Former Workers Sue Hertz, Claiming Discrimination Against Minn. Muslims
By: Stephen Tellier
Updated: 01/12/2015 10:22 PM
Created: 01/12/2015 8:00 PM KSTP.com
Full Article on KSTP.com
They say they were mocked, harassed, demeaned, singled out, and then forced out or fired, all because of their nationality and religion.
Six Muslim Minnesotans from East Africa filed a class action lawsuit against Hertz last month, accusing the rental car company of widespread discrimination at its Minneapolis-St. Paul International Airport location.
The former Hertz employees say they were happy at Hertz until management changes were made in 2007. They contend that for three years after that, they were subjected to countless instances of discrimination large and small. According to the lawsuit, the keeping of two refrigerators—one in which Muslims from Somalia and Ethiopia were allowed to put their food, and one where they weren’t—is just one of many examples.
“I try my best and I do everything.

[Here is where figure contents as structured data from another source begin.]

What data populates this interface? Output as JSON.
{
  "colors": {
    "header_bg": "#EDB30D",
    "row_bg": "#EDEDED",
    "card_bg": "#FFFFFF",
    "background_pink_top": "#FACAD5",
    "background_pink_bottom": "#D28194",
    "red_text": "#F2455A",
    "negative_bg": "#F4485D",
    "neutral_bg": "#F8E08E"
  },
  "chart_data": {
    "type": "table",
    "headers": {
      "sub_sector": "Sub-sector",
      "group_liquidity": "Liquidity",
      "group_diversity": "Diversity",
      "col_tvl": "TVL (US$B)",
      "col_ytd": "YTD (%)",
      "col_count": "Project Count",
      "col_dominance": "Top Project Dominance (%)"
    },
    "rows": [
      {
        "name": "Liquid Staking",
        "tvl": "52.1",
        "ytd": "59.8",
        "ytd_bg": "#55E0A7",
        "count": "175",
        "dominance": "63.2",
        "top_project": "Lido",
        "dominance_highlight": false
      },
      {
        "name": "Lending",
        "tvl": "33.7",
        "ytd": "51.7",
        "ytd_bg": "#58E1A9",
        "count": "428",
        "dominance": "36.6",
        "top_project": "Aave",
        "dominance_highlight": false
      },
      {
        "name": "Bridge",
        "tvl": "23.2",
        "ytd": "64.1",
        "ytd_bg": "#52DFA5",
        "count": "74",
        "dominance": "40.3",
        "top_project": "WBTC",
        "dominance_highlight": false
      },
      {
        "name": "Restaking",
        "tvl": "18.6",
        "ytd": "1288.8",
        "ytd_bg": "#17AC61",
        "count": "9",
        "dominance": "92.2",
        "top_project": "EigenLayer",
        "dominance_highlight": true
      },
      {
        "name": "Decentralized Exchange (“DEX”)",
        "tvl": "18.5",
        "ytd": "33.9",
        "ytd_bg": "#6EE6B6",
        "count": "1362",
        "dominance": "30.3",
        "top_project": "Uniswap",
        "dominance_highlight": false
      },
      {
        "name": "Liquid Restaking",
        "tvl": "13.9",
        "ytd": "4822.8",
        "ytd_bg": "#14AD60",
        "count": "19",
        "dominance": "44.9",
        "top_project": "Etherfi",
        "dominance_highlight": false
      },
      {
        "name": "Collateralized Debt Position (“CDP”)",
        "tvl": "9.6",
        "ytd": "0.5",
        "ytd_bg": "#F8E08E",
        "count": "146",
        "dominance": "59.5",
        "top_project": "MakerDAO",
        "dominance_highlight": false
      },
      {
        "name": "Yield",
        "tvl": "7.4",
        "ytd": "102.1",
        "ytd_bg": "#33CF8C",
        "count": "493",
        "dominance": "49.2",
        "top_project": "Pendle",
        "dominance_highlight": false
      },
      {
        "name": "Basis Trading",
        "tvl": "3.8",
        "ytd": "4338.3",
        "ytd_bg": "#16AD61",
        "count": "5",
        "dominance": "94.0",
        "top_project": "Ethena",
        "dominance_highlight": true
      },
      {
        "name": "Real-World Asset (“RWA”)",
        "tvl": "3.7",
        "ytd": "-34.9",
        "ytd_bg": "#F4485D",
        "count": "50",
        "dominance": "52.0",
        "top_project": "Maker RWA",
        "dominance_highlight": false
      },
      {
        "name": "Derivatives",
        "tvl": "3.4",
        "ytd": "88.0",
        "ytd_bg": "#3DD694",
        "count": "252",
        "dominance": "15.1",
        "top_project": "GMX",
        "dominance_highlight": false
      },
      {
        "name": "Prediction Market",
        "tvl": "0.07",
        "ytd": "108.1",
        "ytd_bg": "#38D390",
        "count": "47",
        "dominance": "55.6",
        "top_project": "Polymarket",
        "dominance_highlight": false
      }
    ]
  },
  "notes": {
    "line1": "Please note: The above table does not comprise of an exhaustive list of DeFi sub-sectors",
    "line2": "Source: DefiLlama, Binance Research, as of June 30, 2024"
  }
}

I’m one of the best employees,” said Nadif Ketibe, who worked at Hertz for six years.
“I know I’ve been disrespected and I’ve been abused,” Ketibe added.
But he said he didn’t speak up during his time at Hertz because he feared losing his job.
Ketibe is one of six former employees suing Hertz over their treatment at the airport location.
The lawsuit states East African Muslims, “… were regularly harassed for praying … treated disrespectfully, subjected to discriminatory and demeaning statements … mocked (and) disciplined more severely.”
“Insulting our religion, our books, our races and everything,” Ketibe said.
The lawsuit also quotes various Hertz employees as saying, “If you pray continuously you will make us lose money and no Muslims will be hired,” “Find people who are not Muslim so we can hire them,” “Your religion is lying. The Quran is lying. You’re a liar,” and, “This guy’s hatred of Americans is just below the surface.”
The former workers say the last straw was the introduction of a discriminatory prayer policy.
“We refused to sign that, and after that, we got fired,” Ketibe said.
One of their attorneys says several Muslim workers were forced out or fired between 2007 and 2010.
“The way I lost the job – it was unfair, it was discrimination,” said Abdirashid Mohammed, who worked at Hertz for ten years.
For Mohammed, the loss of a job also meant the loss of health insurance for his three children.
“Later on, I lost all of them, and…” Mohammed said, before being overcome with emotion.
“In Minnesota, we value hard work and we value diversity, and I think Hertz’s actions – they ignored both of those two values,” said Darren Sharp, one of the attorneys representing the former workers.
Ketibe feels he was forced to choose between his job and his religion. He now says that’s a choice no one should have to make.
“Everyone’s life has to be respected. I don’t care (if you’re) white, black, African, American – everyone’s life has to be respected,” Ketibe said.
Hertz provided 5 EYEWITNESS NEWS with a statement: “We do not comment on pending litigation, but are confident that Hertz will prevail when all of the facts are disclosed in the course of this lawsuit.”